Senin, Oktober 10, 2005

Bangsa tak Berakhlak

Judul tulisan ini saya kutip dari tulisan Pak Sarlito Wirawan Sarwono, Guru Besar Psikologi UI di koran Kompas, Sabtu 8 Oktober kemarin di kolom opini. Saya nggak tahu kenapa Pak Sarlito menulis opini demikian, tapi menurut saya Pak Sarlito lagi gemes tur ngedumel melihat kondisi bangsa yang demikian beragamnya ini. Setelah baca saya ingin berterima kasih sama Pak Sarlito, opini itu mampu menghibur saya. Lho kok?
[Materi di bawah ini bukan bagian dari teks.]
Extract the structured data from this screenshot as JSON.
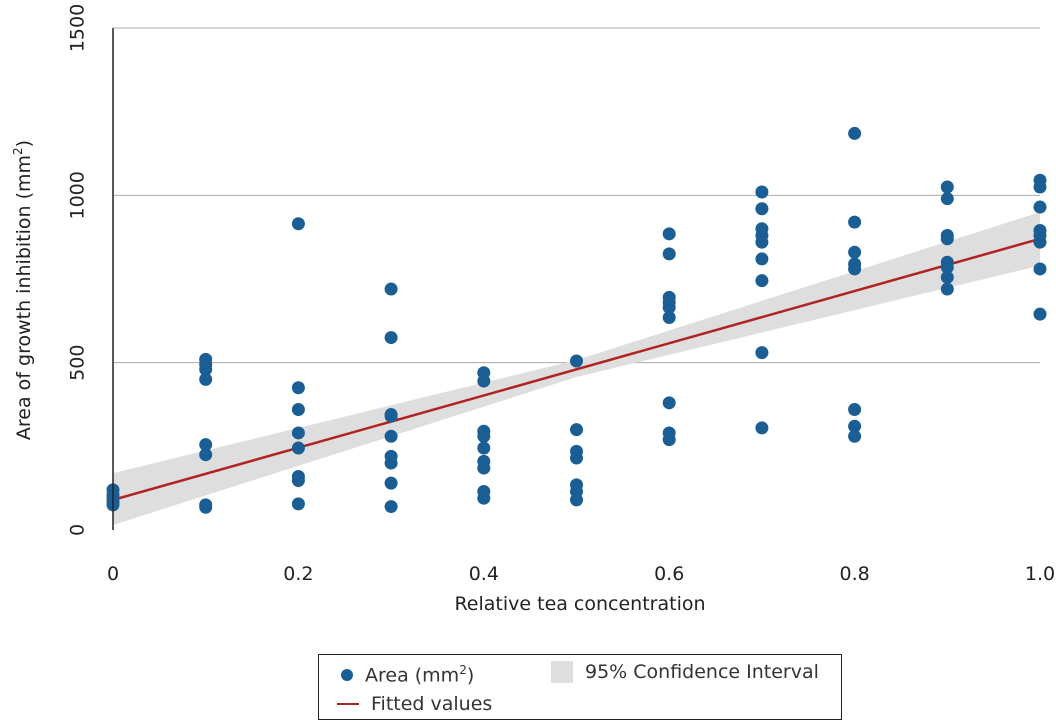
{
  "colors": {
    "points": "#1a5e96",
    "fit": "#b22222",
    "ci": "#dedede",
    "grid": "#aaaaaa",
    "axis": "#222222"
  },
  "legend": {
    "area_label": "Area (mm",
    "area_sup": "2",
    "area_close": ")",
    "ci_label": "95% Confidence Interval",
    "fit_label": "Fitted values"
  },
  "chart_data": {
    "type": "scatter",
    "title": "",
    "xlabel": "Relative tea concentration",
    "ylabel_main": "Area of growth inhibition (mm",
    "ylabel_sup": "2",
    "ylabel_close": ")",
    "xlim": [
      0,
      1.0
    ],
    "ylim": [
      0,
      1500
    ],
    "xticks": [
      0,
      0.2,
      0.4,
      0.6,
      0.8,
      1.0
    ],
    "xtick_labels": [
      "0",
      "0.2",
      "0.4",
      "0.6",
      "0.8",
      "1.0"
    ],
    "yticks": [
      0,
      500,
      1000,
      1500
    ],
    "ytick_labels": [
      "0",
      "500",
      "1000",
      "1500"
    ],
    "grid": "horizontal",
    "legend_position": "bottom",
    "series": [
      {
        "name": "Area (mm2)",
        "type": "scatter",
        "points": [
          [
            0,
            120
          ],
          [
            0,
            105
          ],
          [
            0,
            95
          ],
          [
            0,
            85
          ],
          [
            0,
            75
          ],
          [
            0.1,
            510
          ],
          [
            0.1,
            495
          ],
          [
            0.1,
            480
          ],
          [
            0.1,
            450
          ],
          [
            0.1,
            255
          ],
          [
            0.1,
            225
          ],
          [
            0.1,
            75
          ],
          [
            0.1,
            68
          ],
          [
            0.2,
            915
          ],
          [
            0.2,
            425
          ],
          [
            0.2,
            360
          ],
          [
            0.2,
            290
          ],
          [
            0.2,
            245
          ],
          [
            0.2,
            160
          ],
          [
            0.2,
            148
          ],
          [
            0.2,
            78
          ],
          [
            0.3,
            720
          ],
          [
            0.3,
            575
          ],
          [
            0.3,
            345
          ],
          [
            0.3,
            340
          ],
          [
            0.3,
            280
          ],
          [
            0.3,
            220
          ],
          [
            0.3,
            200
          ],
          [
            0.3,
            140
          ],
          [
            0.3,
            70
          ],
          [
            0.4,
            470
          ],
          [
            0.4,
            445
          ],
          [
            0.4,
            295
          ],
          [
            0.4,
            280
          ],
          [
            0.4,
            245
          ],
          [
            0.4,
            205
          ],
          [
            0.4,
            185
          ],
          [
            0.4,
            115
          ],
          [
            0.4,
            95
          ],
          [
            0.5,
            505
          ],
          [
            0.5,
            300
          ],
          [
            0.5,
            235
          ],
          [
            0.5,
            215
          ],
          [
            0.5,
            135
          ],
          [
            0.5,
            115
          ],
          [
            0.5,
            90
          ],
          [
            0.6,
            885
          ],
          [
            0.6,
            825
          ],
          [
            0.6,
            695
          ],
          [
            0.6,
            680
          ],
          [
            0.6,
            665
          ],
          [
            0.6,
            635
          ],
          [
            0.6,
            380
          ],
          [
            0.6,
            290
          ],
          [
            0.6,
            270
          ],
          [
            0.7,
            1010
          ],
          [
            0.7,
            960
          ],
          [
            0.7,
            900
          ],
          [
            0.7,
            880
          ],
          [
            0.7,
            860
          ],
          [
            0.7,
            810
          ],
          [
            0.7,
            745
          ],
          [
            0.7,
            530
          ],
          [
            0.7,
            305
          ],
          [
            0.8,
            1185
          ],
          [
            0.8,
            920
          ],
          [
            0.8,
            830
          ],
          [
            0.8,
            795
          ],
          [
            0.8,
            780
          ],
          [
            0.8,
            360
          ],
          [
            0.8,
            310
          ],
          [
            0.8,
            280
          ],
          [
            0.9,
            1025
          ],
          [
            0.9,
            990
          ],
          [
            0.9,
            880
          ],
          [
            0.9,
            870
          ],
          [
            0.9,
            800
          ],
          [
            0.9,
            785
          ],
          [
            0.9,
            755
          ],
          [
            0.9,
            720
          ],
          [
            1.0,
            1045
          ],
          [
            1.0,
            1025
          ],
          [
            1.0,
            965
          ],
          [
            1.0,
            895
          ],
          [
            1.0,
            880
          ],
          [
            1.0,
            860
          ],
          [
            1.0,
            780
          ],
          [
            1.0,
            645
          ]
        ]
      },
      {
        "name": "Fitted values",
        "type": "line",
        "x": [
          0,
          1.0
        ],
        "y": [
          90,
          870
        ]
      },
      {
        "name": "95% Confidence Interval",
        "type": "area",
        "x": [
          0,
          0.5,
          1.0
        ],
        "lower": [
          15,
          457,
          790
        ],
        "upper": [
          170,
          508,
          950
        ]
      }
    ]
  }
}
Ceritanya, pas sore sehari sebelumnya sepulang dari bekerja, saya mendapati paket bantuan dari tunascendekia yang dikirim lewat royalcargocourier yang diterima istri saya. Begitu saya tiba dirumah istri saya langsung ngedumel, gara-garanya istri saya disuruh angkut sendiri paket karena mobil nggak bisa masuk gang, maklum gang dengan lebar 3 meter itu adalah jembatan kayu, akhirnya petugas royalcourier mau angkut tapi pasang tarif angkut dari ujung gang ke rumah yang berjarak 20 meter itu 30 ribu perak, alamak! Tarif apapula ini. Tentu saja istri saya bingung, disaat rumah nggak ada orang yang bisa bantu angkut, akhirnya terpaksa dibayar juga. Merasa saya dirugikan, saat itu juga saya kontak kantor royalcourier di Balikpapan “Kenapa kok saya diminta bayar lagi 30 ribu, hah!” tak ada jawaban memuaskan dari petugas disana, tak ada maaf dari mereka, yang ada hanya alasan yang bikin hati jadi tambah nggak nyaman. Saat itu saya sadar, saya sedang berpuasa, sebentar lagi akan berbuka puasa, saya cukup lelah seharian bekerja. Sudahlah, ini ujian puasaku hari itu, rasanya jelas rugi 2 kali. Mencoba tenang dan tarik napas dalam-dalam saya kabari Mas Yudhis paketnya sudah datang, walaupun agak cacat kotak kardusnya alias robek besar saya sampaikan paket selamat, hanya lain kali nggak mau dech lewat royal lagi, kapok dach! :)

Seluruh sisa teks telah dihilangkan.